Kachemak Bay Campus Semester by the Bay begins spring cohort

Homer’s Kachemak Bay Campus welcomes the newest cohort of Semester by the Bay students. Twelve students — visiting Homer from colleges and universities as far away as the University of Maine and Florida International University and as close as Alaska Pacific University — started the spring program Jan. 16.

According to their website, fall Semester by the Bay students focus on marine mammal studies. Students in the spring cohort have an environmental conservation concentration. A 2014 Homer News article reports that the program was developed as part of a 20-year-old initiative by KBC to capitalize on Homer’s proximity to Kachemak Bay’s vibrant marine ecosystem by offering programs, degrees and courses in the marine sciences.

Semester by the Bay launched in the fall of 2011 with two students from the University of Alaska Anchorage and Western Washington University, and has grown with KBC’s marketing efforts since then. Field studies in Kachemak Bay and in other outdoor settings on the Kenai Peninsula are a large part of what the program offers in order to provide “access to authentic natural classrooms,” the program website explains.

In their first week on the Kachemak Bay Campus, the students had already visited an oyster farm but were still mostly just settling into their time on the new campus.

Debbie Tobin, professor of biology, is the director of the program and Ken Goldman is the program liaison and an adjunct faculty member on the campus. In the spring 2024 semester, he is teaching conservation biology and global climate change.

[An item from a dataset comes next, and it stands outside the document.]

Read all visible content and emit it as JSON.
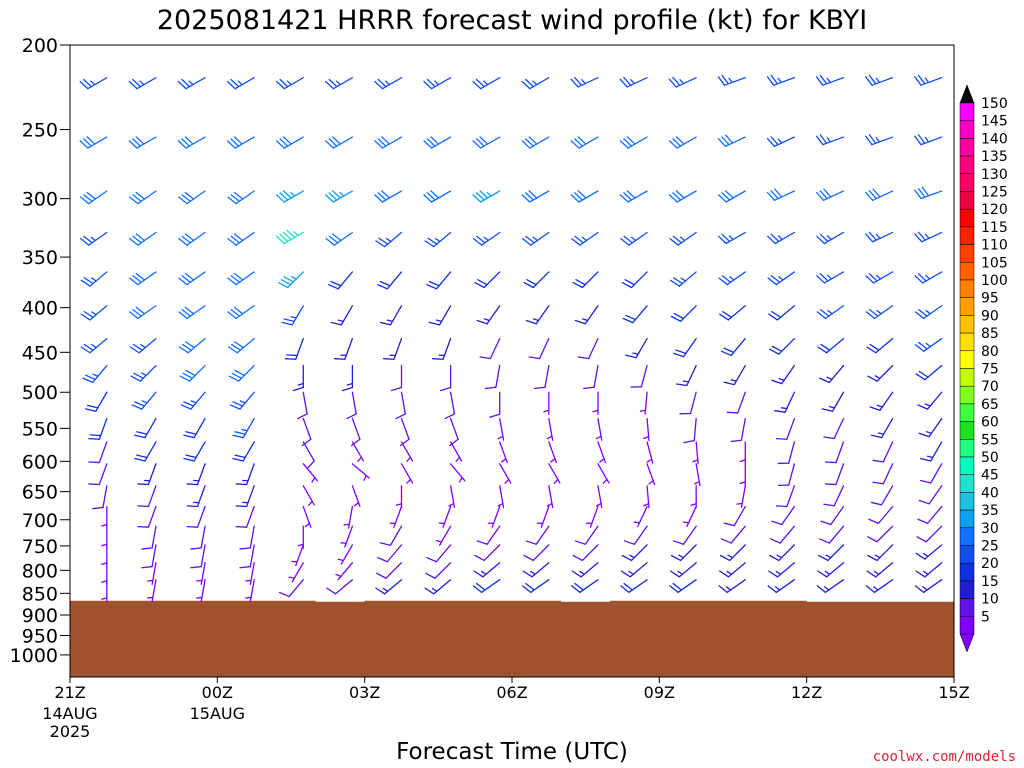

This fall the program also welcomed Sara Wilhelm as the new lab technician. Wilhelm grew up near Charleston, South Carolina, and participated in Semester by the Bay in the fall of 2020.

“When I was in the program it was during COVID, so it was a little different than the typical SBB. That semester it was only myself and two other students and instead of more official field trips, we kind of operated out of a little COVID bubble,” Wilhelm said.

She explained that though her cohort was small it did offer the opportunity to spend more one-on-one time with Tobin and other professors involved with the program.

2020 was Wilhelm’s second semester in Alaska. She came initially for internship in Seward at the Alaska Sea Life Center in 2019.

“As soon as I heard about an opportunity to come back to Alaska, I jumped on it. I fell in love with Alaska that summer.

“Debbie (Tobin) had come out to my campus to do some marketing and share what the Semester by the Bay could offer. I immediately signed up.”

Wilhelm’s internship when she was part of the program was with the North Gulf Oceanic Society. Wilhelm describes the organization as focusing primarily on killer whale research. The organization, founded and directed by Craig Matkin, provides more specific information on their website at www.whalesalaska.org.

As an undergraduate, Wilhelm’s study focus was in animal husbandry. She defines that as animal care in zoos and aquariums.

“I put out my resume to just about every accredited zoo and aquarium in the country to see what I could get. I got an offer to go to the SeaLife Center to work with sea birds and I thought it sounded like a really cool opportunity.”

After graduating, Wilhelm ended up back at the Sea Life Center again for a seasonal job.

As a lab technician, Wilhelm focuses on lab safety and helps students with things like checking out binoculars or snow boots.

Later in the semester when the students are conducting their own research projects, Wilhelm will be helping them set up and run lab work.

“My internship with the North Gulf Oceanic Society really put me more in touch with research opportunities and that’s what my master’s focuses on now. So, that opportunity really helped me fall in love with what I want to do. I’m a first semester graduate student with UAA.”

The spring 2024 cohort will take courses in conservation biology, exploration ecology, global climate change and a seminar course.

Students also participate in an internship course. Field work outside of class time is also included in the program. Internships are offered through a variety of local organizations, including one at the Alaska Maritime National Wildlife Refuge, Islands and Oceans Visitor Center, the Alaska Department of Fish and Game, the Center for Alaskan Coastal Studies, City of Homer, Public Works, the Kachemak Bay National Estuarine Research Reserve and NOAA.